New perceptions of seeing are the subject of Mathieu Mercier, whose color card (“Untitled”, 2018) plays between art and everyday life, imagination and reality, figuration and abstraction with various associations of objects, ideas and references in order to offer a personal and playfully cognitive understanding of the world. In Thomas Wachholz’s matchstick works, the eye bounces from ignition to ignition and documents an action that is commonplace and yet each makes a small caesura in our vision.
In the garden of the new gallery, we encounter Lilian Bourgeat’s “Nœud” (2018): a knot made entirely of polyester resin offers us a different view of the world, of reality, of its disproportionately large objects. Didier Marcel is also concerned with a new perception: he uses landscape remains to make impressions of fields and fields, tree trunks and branches, or he uses iron to recreate his structural fragments inspired by nature (“Chevreuils”, 2018).
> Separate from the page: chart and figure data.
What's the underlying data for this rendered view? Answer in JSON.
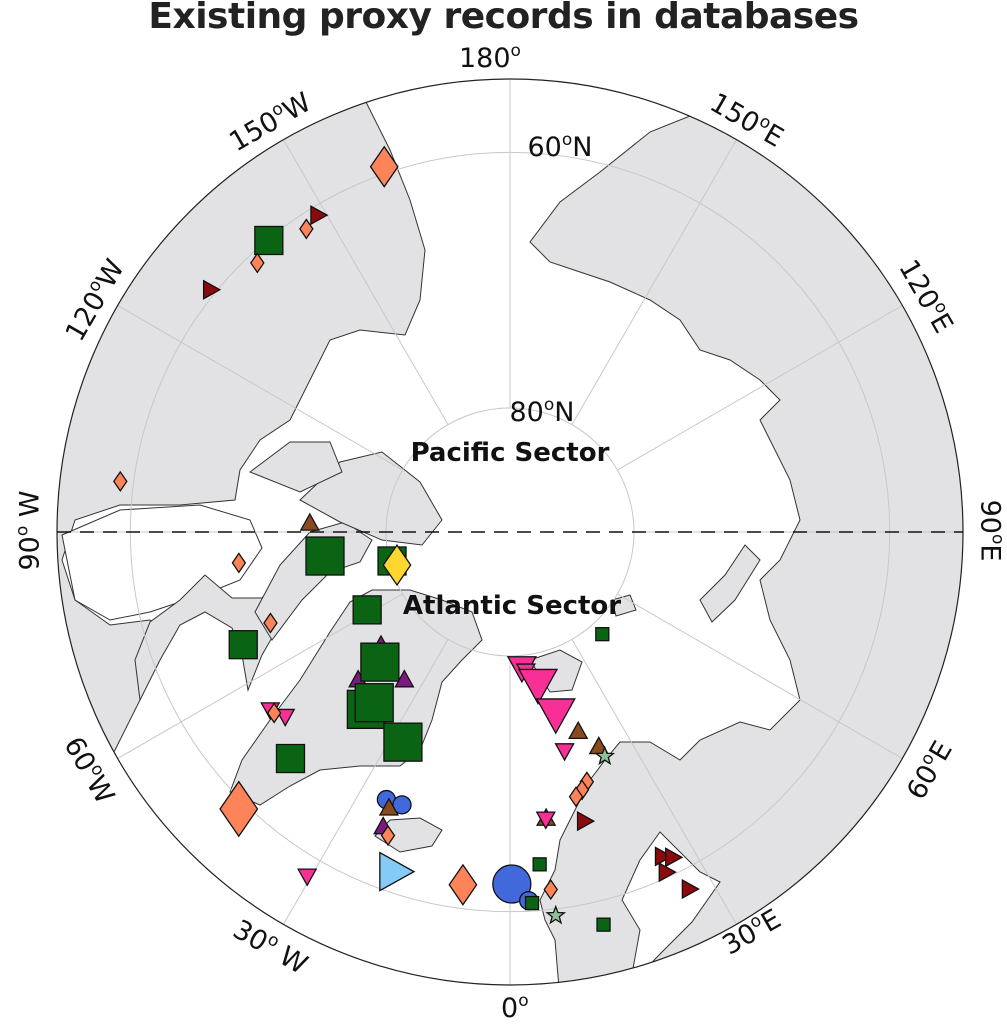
{
  "title": "Existing proxy records in databases",
  "sectors": {
    "pacific": "Pacific Sector",
    "atlantic": "Atlantic Sector"
  },
  "map": {
    "projection": "north polar stereographic",
    "latitude_circles": [
      60,
      80
    ],
    "meridian_step_deg": 30,
    "divider": "dashed line along 90°W–90°E",
    "land_color": "#e2e2e5",
    "ocean_color": "#ffffff"
  },
  "longitude_labels": [
    {
      "value": "180",
      "deg": "o",
      "dir": ""
    },
    {
      "value": "150",
      "deg": "o",
      "dir": "W"
    },
    {
      "value": "120",
      "deg": "o",
      "dir": "W"
    },
    {
      "value": "90",
      "deg": "o",
      "dir": " W"
    },
    {
      "value": "60",
      "deg": "o",
      "dir": "W"
    },
    {
      "value": "30",
      "deg": "o",
      "dir": " W"
    },
    {
      "value": "0",
      "deg": "o",
      "dir": ""
    },
    {
      "value": "30",
      "deg": "o",
      "dir": "E"
    },
    {
      "value": "60",
      "deg": "o",
      "dir": "E"
    },
    {
      "value": "90",
      "deg": "o",
      "dir": "E"
    },
    {
      "value": "120",
      "deg": "o",
      "dir": "E"
    },
    {
      "value": "150",
      "deg": "o",
      "dir": "E"
    }
  ],
  "latitude_labels": [
    {
      "value": "60",
      "deg": "o",
      "dir": "N"
    },
    {
      "value": "80",
      "deg": "o",
      "dir": "N"
    }
  ],
  "colors": {
    "orange": "#fd8458",
    "darkred": "#8b0a0d",
    "green": "#0b6414",
    "brown": "#8a4a1f",
    "purple": "#7d1a82",
    "pink": "#f92f98",
    "blue": "#4169dc",
    "lightblue": "#86cbf7",
    "yellow": "#fdd62f",
    "sage": "#8fc196"
  },
  "markers": [
    {
      "shape": "diamond",
      "color": "orange",
      "size": "L",
      "lon": -161,
      "lat": 59.5
    },
    {
      "shape": "tri-right",
      "color": "darkred",
      "size": "S",
      "lon": -148.8,
      "lat": 60.7
    },
    {
      "shape": "diamond",
      "color": "orange",
      "size": "S",
      "lon": -146.1,
      "lat": 61.1
    },
    {
      "shape": "square",
      "color": "green",
      "size": "M",
      "lon": -140.4,
      "lat": 60.1
    },
    {
      "shape": "diamond",
      "color": "orange",
      "size": "S",
      "lon": -136.8,
      "lat": 60.8
    },
    {
      "shape": "tri-right",
      "color": "darkred",
      "size": "S",
      "lon": -129,
      "lat": 59.6
    },
    {
      "shape": "diamond",
      "color": "orange",
      "size": "S",
      "lon": -97.4,
      "lat": 59.0
    },
    {
      "shape": "tri-up",
      "color": "brown",
      "size": "S",
      "lon": -92.6,
      "lat": 73.9
    },
    {
      "shape": "square",
      "color": "green",
      "size": "L",
      "lon": -82.6,
      "lat": 75.0
    },
    {
      "shape": "diamond",
      "color": "orange",
      "size": "S",
      "lon": -83.5,
      "lat": 68.2
    },
    {
      "shape": "square",
      "color": "green",
      "size": "M",
      "lon": -76.2,
      "lat": 80.2
    },
    {
      "shape": "diamond",
      "color": "yellow",
      "size": "L",
      "lon": -73.7,
      "lat": 80.5
    },
    {
      "shape": "square",
      "color": "green",
      "size": "M",
      "lon": -61.4,
      "lat": 76.9
    },
    {
      "shape": "diamond",
      "color": "orange",
      "size": "S",
      "lon": -69.2,
      "lat": 69.5
    },
    {
      "shape": "square",
      "color": "green",
      "size": "M",
      "lon": -67.1,
      "lat": 66.9
    },
    {
      "shape": "tri-up",
      "color": "purple",
      "size": "S",
      "lon": -48.8,
      "lat": 76.2
    },
    {
      "shape": "tri-up",
      "color": "purple",
      "size": "S",
      "lon": -45.8,
      "lat": 73.0
    },
    {
      "shape": "tri-up",
      "color": "purple",
      "size": "S",
      "lon": -35.6,
      "lat": 75.4
    },
    {
      "shape": "square",
      "color": "green",
      "size": "L",
      "lon": -45,
      "lat": 75.2
    },
    {
      "shape": "square",
      "color": "green",
      "size": "L",
      "lon": -39,
      "lat": 71.7
    },
    {
      "shape": "square",
      "color": "green",
      "size": "L",
      "lon": -38.5,
      "lat": 72.5
    },
    {
      "shape": "square",
      "color": "green",
      "size": "L",
      "lon": -27,
      "lat": 71.1
    },
    {
      "shape": "square",
      "color": "green",
      "size": "M",
      "lon": -44.1,
      "lat": 64.9
    },
    {
      "shape": "tri-down",
      "color": "pink",
      "size": "S",
      "lon": -53.4,
      "lat": 66.2
    },
    {
      "shape": "tri-down",
      "color": "pink",
      "size": "S",
      "lon": -50.6,
      "lat": 66.8
    },
    {
      "shape": "diamond",
      "color": "orange",
      "size": "S",
      "lon": -52.5,
      "lat": 66.3
    },
    {
      "shape": "diamond",
      "color": "orange",
      "size": "XL",
      "lon": -44.4,
      "lat": 59.4
    },
    {
      "shape": "circle",
      "color": "blue",
      "size": "S",
      "lon": -24.8,
      "lat": 66.5
    },
    {
      "shape": "circle",
      "color": "blue",
      "size": "S",
      "lon": -21.6,
      "lat": 66.6
    },
    {
      "shape": "tri-up",
      "color": "brown",
      "size": "S",
      "lon": -23.7,
      "lat": 66.0
    },
    {
      "shape": "tri-up",
      "color": "purple",
      "size": "S",
      "lon": -23.3,
      "lat": 64.5
    },
    {
      "shape": "diamond",
      "color": "orange",
      "size": "S",
      "lon": -21.9,
      "lat": 64.0
    },
    {
      "shape": "tri-down",
      "color": "pink",
      "size": "S",
      "lon": -30.5,
      "lat": 58.5
    },
    {
      "shape": "tri-right",
      "color": "lightblue",
      "size": "L",
      "lon": -18.7,
      "lat": 61.6
    },
    {
      "shape": "diamond",
      "color": "orange",
      "size": "L",
      "lon": -7.6,
      "lat": 61.8
    },
    {
      "shape": "circle",
      "color": "blue",
      "size": "L",
      "lon": 0.3,
      "lat": 62.1
    },
    {
      "shape": "circle",
      "color": "blue",
      "size": "S",
      "lon": 2.9,
      "lat": 60.8
    },
    {
      "shape": "square",
      "color": "green",
      "size": "XS",
      "lon": 3.4,
      "lat": 60.6
    },
    {
      "shape": "square",
      "color": "green",
      "size": "XS",
      "lon": 5.1,
      "lat": 63.5
    },
    {
      "shape": "diamond",
      "color": "orange",
      "size": "S",
      "lon": 6.5,
      "lat": 61.5
    },
    {
      "shape": "star",
      "color": "sage",
      "size": "S",
      "lon": 6.8,
      "lat": 59.5
    },
    {
      "shape": "square",
      "color": "green",
      "size": "XS",
      "lon": 13.4,
      "lat": 58.2
    },
    {
      "shape": "tri-down",
      "color": "pink",
      "size": "M",
      "lon": 5.0,
      "lat": 79.0
    },
    {
      "shape": "tri-down",
      "color": "pink",
      "size": "S",
      "lon": 6.5,
      "lat": 78.7
    },
    {
      "shape": "tri-down",
      "color": "pink",
      "size": "L",
      "lon": 10.4,
      "lat": 77.5
    },
    {
      "shape": "tri-down",
      "color": "pink",
      "size": "L",
      "lon": 14.1,
      "lat": 74.9
    },
    {
      "shape": "tri-down",
      "color": "pink",
      "size": "S",
      "lon": 14.0,
      "lat": 71.9
    },
    {
      "shape": "tri-up",
      "color": "brown",
      "size": "S",
      "lon": 18.9,
      "lat": 73.1
    },
    {
      "shape": "tri-up",
      "color": "brown",
      "size": "S",
      "lon": 22.5,
      "lat": 71.4
    },
    {
      "shape": "star",
      "color": "sage",
      "size": "S",
      "lon": 22.9,
      "lat": 70.5
    },
    {
      "shape": "square",
      "color": "green",
      "size": "XS",
      "lon": 42.1,
      "lat": 78.9
    },
    {
      "shape": "diamond",
      "color": "orange",
      "size": "S",
      "lon": 17.1,
      "lat": 69.1
    },
    {
      "shape": "diamond",
      "color": "orange",
      "size": "S",
      "lon": 15.6,
      "lat": 68.6
    },
    {
      "shape": "diamond",
      "color": "orange",
      "size": "S",
      "lon": 14.0,
      "lat": 68.2
    },
    {
      "shape": "tri-up",
      "color": "brown",
      "size": "S",
      "lon": 7.2,
      "lat": 67.0
    },
    {
      "shape": "tri-down",
      "color": "pink",
      "size": "S",
      "lon": 7.1,
      "lat": 66.9
    },
    {
      "shape": "tri-right",
      "color": "darkred",
      "size": "S",
      "lon": 14.5,
      "lat": 66.2
    },
    {
      "shape": "tri-right",
      "color": "darkred",
      "size": "S",
      "lon": 25.2,
      "lat": 61.6
    },
    {
      "shape": "tri-right",
      "color": "darkred",
      "size": "S",
      "lon": 26.6,
      "lat": 61.2
    },
    {
      "shape": "tri-right",
      "color": "darkred",
      "size": "S",
      "lon": 24.7,
      "lat": 60.4
    },
    {
      "shape": "tri-right",
      "color": "darkred",
      "size": "S",
      "lon": 26.7,
      "lat": 58.5
    }
  ]
}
For Justin Adian’s “Bell Catcher” (2018), a foam cushion pressed into a wooden frame and then covered with a stretched canvas, and for Blair Thurman’s “Pinky Ring” (2018), Pop, Minimal Art and Op Art are just as important points of reference as American culture. Francisco da Mata leads cords through a framed shaped canvas and allows the boundaries between object and image to merge. This crossing of borders is also expressed in Sergio Sisters’ painted boxes (“Caixa”, 2015), Henrik Eiben’s “Voyager Tex Mex” (2019), Wolfram Ullrich’s steel relief (“SATU”, 2019), which on the wall becomes a trompe l’œil, or Gerold Miller’s “Set” (2018) – in an exhibition that is rich in references and stimulating overall and in which there is much more to discover.